La notion d’obéissance et ses conditions sont revisitées. Il y a façon et façon d’éduquer. Que veut dire dresser un animal ?
La notion de punition voire de châtiment nécessite des reformulations, des exemples, l’apport d’expériences nationales et étrangères.
Le respect des besoins de l’animal : si le chien ce jour là ne cherche pas l’interaction, comment réagit la personne ? A-t-il conscience des signes qu’envoie l’animal, les respecte t il ? Pourquoi ? Si oui ou si non, Est-ce un comportement habituel ? Pourquoi ?
En réalité, les thèmes sont nombreux et variés.

6. Le rapport à l’animal

Tout comme à l’extérieur de la prison, le premier niveau de rapport à l’animal, en détention, peut spontanément s’orienter vers « j’aime » ou « je n’aime pas ».

Certains « aiment » les chiens, chats, lapins mais « n’aiment pas trop » les autres rongeurs, ou oiseaux, ou araignées.

Souvent « je n’aime pas » est associé à « je ne connais pas ». Cette prise de conscience d’un jugement arbitraire à partir d’une méconnaissance va porter leur attention sur leur façon d’entrer en communication en général, avec les êtres vivants, et va constituer la base d’un autre niveau de discussion et d’échanges, plus posé, plus réfléchi, moins jugeant à priori.

La séance de médiation par l’animal  permettra ainsi au bénéficiaire de  mieux se connaitre. D’ailleurs, certains détenus qualifient les séances d « étonnantes » et « interessantes » . En effet, là où ils pensaient « simplement » croiser un animal, ils ont découvert une facette de leur personnalité, une croyance erronée, un comportement inadéquat en société, une émotion cachée, une peur inavouée,une expérience marquante qui a déterminé un comportement, etc…

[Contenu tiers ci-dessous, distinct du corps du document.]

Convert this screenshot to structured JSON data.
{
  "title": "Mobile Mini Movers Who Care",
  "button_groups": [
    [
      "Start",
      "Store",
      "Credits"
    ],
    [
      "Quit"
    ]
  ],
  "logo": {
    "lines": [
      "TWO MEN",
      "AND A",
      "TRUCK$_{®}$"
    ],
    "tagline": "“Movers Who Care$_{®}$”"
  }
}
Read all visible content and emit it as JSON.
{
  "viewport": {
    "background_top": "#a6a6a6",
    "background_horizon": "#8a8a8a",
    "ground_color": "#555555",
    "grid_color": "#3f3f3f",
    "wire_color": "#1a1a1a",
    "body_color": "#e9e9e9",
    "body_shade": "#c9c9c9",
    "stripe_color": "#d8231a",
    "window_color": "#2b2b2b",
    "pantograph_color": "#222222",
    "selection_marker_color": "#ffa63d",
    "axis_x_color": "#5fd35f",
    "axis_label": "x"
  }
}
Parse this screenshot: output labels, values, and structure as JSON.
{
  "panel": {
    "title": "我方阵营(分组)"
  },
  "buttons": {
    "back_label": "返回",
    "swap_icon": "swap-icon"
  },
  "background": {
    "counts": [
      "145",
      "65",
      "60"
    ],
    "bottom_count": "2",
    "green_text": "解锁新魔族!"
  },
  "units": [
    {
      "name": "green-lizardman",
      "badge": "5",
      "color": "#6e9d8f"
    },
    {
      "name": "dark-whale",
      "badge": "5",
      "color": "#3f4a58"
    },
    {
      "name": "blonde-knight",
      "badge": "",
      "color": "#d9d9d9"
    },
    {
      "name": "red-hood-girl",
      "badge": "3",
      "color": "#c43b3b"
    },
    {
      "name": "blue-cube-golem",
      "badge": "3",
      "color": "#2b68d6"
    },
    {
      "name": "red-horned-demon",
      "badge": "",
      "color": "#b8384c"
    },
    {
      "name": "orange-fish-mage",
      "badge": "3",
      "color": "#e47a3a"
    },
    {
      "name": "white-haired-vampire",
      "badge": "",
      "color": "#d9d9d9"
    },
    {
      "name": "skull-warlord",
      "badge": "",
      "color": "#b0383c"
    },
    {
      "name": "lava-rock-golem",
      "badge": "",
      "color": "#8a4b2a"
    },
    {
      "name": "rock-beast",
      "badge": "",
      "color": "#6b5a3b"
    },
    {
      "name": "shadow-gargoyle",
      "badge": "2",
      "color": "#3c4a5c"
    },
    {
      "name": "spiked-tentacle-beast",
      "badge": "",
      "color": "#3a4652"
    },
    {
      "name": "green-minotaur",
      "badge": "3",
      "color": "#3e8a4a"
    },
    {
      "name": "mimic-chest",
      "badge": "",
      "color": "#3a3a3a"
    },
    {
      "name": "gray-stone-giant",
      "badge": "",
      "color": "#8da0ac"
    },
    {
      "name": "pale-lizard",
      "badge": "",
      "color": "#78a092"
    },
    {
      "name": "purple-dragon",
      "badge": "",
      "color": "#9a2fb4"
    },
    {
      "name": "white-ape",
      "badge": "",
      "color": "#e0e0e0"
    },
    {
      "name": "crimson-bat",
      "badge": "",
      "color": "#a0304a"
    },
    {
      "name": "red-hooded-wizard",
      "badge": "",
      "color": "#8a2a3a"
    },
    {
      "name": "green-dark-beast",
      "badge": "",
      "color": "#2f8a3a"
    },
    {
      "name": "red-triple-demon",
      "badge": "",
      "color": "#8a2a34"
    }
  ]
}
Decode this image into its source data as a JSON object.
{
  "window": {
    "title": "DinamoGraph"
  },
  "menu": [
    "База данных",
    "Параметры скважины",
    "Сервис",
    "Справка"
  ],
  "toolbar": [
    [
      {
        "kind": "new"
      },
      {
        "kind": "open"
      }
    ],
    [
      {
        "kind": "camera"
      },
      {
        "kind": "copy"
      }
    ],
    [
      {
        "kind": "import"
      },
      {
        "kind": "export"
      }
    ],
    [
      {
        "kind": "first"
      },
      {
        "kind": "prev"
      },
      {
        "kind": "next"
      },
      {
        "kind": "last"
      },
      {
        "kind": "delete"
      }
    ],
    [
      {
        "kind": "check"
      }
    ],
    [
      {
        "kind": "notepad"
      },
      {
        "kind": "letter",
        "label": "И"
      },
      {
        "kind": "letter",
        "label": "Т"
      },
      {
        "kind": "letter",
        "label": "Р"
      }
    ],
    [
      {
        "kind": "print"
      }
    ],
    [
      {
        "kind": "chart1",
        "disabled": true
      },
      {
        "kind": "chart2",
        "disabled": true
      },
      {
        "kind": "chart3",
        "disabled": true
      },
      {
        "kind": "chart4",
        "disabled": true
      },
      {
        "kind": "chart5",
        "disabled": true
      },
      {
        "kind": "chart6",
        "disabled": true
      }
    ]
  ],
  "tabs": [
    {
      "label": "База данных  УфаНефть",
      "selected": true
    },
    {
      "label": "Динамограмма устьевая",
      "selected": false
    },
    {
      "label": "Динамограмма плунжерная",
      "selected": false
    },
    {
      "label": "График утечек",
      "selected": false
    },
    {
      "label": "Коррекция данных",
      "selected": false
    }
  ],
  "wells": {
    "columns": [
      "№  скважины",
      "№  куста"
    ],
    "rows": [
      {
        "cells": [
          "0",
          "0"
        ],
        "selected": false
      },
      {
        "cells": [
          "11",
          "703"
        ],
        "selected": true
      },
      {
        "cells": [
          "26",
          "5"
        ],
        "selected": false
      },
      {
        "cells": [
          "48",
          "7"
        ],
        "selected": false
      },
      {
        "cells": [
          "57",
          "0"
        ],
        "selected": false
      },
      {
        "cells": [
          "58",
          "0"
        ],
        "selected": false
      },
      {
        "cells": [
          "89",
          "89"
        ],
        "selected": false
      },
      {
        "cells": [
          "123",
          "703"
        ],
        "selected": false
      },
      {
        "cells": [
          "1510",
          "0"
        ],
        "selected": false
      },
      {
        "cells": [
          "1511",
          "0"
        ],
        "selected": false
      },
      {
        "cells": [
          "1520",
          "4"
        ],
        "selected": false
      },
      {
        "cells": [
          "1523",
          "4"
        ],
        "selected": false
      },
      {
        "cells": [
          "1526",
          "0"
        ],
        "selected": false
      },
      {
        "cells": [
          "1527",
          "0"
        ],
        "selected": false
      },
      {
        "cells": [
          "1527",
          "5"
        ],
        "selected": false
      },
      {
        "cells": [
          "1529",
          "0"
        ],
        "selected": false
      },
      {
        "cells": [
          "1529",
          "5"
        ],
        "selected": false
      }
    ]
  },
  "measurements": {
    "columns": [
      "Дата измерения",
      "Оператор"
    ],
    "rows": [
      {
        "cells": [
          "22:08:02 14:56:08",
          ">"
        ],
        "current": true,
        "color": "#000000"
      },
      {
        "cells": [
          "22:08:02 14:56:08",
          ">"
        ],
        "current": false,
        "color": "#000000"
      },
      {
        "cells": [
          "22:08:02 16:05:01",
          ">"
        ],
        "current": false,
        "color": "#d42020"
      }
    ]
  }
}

Il peut s’agir également d’évoquer et analyser ces croyances et les comportements associés à ces croyances.

 

7. La séance de médiation par l’animal comme un voyage ?

Si l’on admet qu’une séance peut s’appréhender sans but précis, sans enjeu majeur, force est de constater que chaque intervention est un voyage..
En effet, que dire de ces séances où nous réalisons le « voyage » entrepris, le « chemin » emprunté, les « mondes » traversés, les « univers » échangés, à partir d’un point de départ qui est l’animal et cette relation triangulaire animal-intervenant-personne incarcérée.
Aller là où l’inspiration nous mène, là où la préoccupation du jour peut s’exprimer, rebondir sur une idée qui fera le lit de la suivante, insister là où l’on se rejoint le plus ou là où le désaccord demande à être partagé voire là où la controverse anime l’échange, apprendre, découvrir, explorer, exprimer l’émotion tout en y incluant un animal.
Bien souvent, la fin de la séance signera la diversité et la richesse des partages, l’apport pédagogique, le côté « humain » que fait émerger l’animal, le « moment » particulier qui a été vécu.
Cela suppose que la personne détenue trouve un espace d’expression spontanée, qui le replace dans sa condition d’humain, d’être « vivant » en face d’autres êtres vivants, sans rien à prouver, rien à cacher, rien à surjouer.

Se reconnecter à des « moments » « comme dehors », spontanés, « libres » permet de se rappeler qui l’on est et pas seulement ce que l’on a été, ce que l’on a fait ou ce que l’on est censé faire ensuite.
La vie extérieure aussi est ponctuée de « moments » qui redonnent de l’énergie, rappellent qui l’on est, confortent nos choix, remettent du sens dans nos parcours.
La médiation par l’animal, peut, à certains égards, favoriser à l’intérieur d’une prison, ce type de moments qualitatifs.

 

8. La médiation animale, le cheval et le zugzwang…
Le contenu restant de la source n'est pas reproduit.